XVI Hubertus w Sztumskim Polu
W sobotę 26 września w stadninie koni w Sztumskim Polu odbył się XVI Hubertus – tradycyjne święto koniarzy i myśliwych kultywowane jest przez rodzinę Gossa nieprzerwanie od 1999 roku. Uroczyste obchody w tym roku miały szczególny akcent. Podczas odprawy jeźdźców przed gonitwą na placu maneżowym pojawiła się emerytowana już, lecz wciąż w doskonałej kondycji, klacz Iskra, od której pochodzi nazwa stadniny.
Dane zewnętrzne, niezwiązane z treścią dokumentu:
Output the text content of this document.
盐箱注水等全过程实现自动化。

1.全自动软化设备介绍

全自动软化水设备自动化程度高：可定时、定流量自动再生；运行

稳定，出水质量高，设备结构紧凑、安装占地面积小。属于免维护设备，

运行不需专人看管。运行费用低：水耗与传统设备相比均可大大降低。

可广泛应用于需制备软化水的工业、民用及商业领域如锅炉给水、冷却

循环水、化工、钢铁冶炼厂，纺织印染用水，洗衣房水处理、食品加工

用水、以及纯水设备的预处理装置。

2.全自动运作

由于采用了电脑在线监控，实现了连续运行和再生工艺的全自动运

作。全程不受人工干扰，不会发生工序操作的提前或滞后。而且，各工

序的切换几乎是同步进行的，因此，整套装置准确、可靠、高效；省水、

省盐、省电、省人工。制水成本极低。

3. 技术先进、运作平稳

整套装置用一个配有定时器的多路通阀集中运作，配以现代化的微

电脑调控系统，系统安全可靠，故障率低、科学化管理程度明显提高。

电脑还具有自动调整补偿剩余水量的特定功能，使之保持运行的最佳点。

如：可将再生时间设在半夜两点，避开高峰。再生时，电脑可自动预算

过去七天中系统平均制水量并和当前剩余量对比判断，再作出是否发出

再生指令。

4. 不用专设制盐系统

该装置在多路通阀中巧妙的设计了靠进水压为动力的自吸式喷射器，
Z okazji jubileuszu 25-lecia urodzin założycielka stada liczącego dzisiaj ponad 50 koni oprócz życzeń stu lat otrzymała również kosz pełen końskich przysmaków.
Po prezentacji jeźdźców oraz ich koni z Klubu ISKRA, jak również gości przybyłych z zaprzyjaźnionych stajni, uwaga zebranej publiczności skupiła się na miejscu, gdzie rozegrana została gonitwa. W tym roku przybrała formę poszukiwania starannie ukrytego lisa. Szczęściarzem okazała się amazonka z warszawskiego klubu Końskie Zdrowie, na której to ramieniu w przyszłym roku zawiśnie lisia kita.
Następnym punktem programu było Współzawodnictwo w Skokach przez Przeszkody o Puchar Starosty Sztumskiego. Zmagania poprzedzone zostały specjalnym pokazem jazdy konnej w rytm muzyki, tzw. kadryl, przygotowany przez najmłodszych członków sekcji Klubu Jeździeckiego ISKRA, który z tytułu młodego wieku uczestników oraz perfekcyjności wykonanego układu – zrobił na publiczności największe wrażenie. Konkurs skokowy rozegrany został w trzech konkurencjach. W klasie mini LL na podium stanęły: 1. Marta Łazorczyk na koniu Orion, 2. Natalia Olszewska (Grant), 3. Joanna Borzykowska (Serenada). W klasie LL laureatami zostali: 1. Dominika Tokarek (Tario), 2. Jarosław Hoderny (Rokita), 3. Grażyna Suchecka (Justa). Najwięcej emocji towarzyszyło ostatniemu konkursowi – klasy L, gdzie do samego końca trwała zacięta walka. Ostatecznie najlepsza okazała się juniorka Klubu Jeździeckiego ISKRA – Daria Nowakowska na koniu Ataman, przed Martą Adamkiewicz (Panicz) oraz Moniką Wasik-Laskowską (Oliver Lake).
Po zmaganiach skokowych nadszedł czas na tradycyjną biesiadę hubertowską, na której oprócz wielu specjałów swojskiego jadła i tańców do późnych godzin dało się słyszeć także końskie pieśni oraz ułańskie żurawiejki. Gospodarze Iskry dziękowali za wsparcie oraz patronat Nadleśnictwu Kwidzyn oraz Starostwu Powiatowemu w Sztumie. Podczas całej imprezy dało się zauważyć duże zaangażowanie najmłodszych adeptów jeździectwa, których do Iskry przybywa coraz więcej w poszukiwaniu własnej przygody z koniem.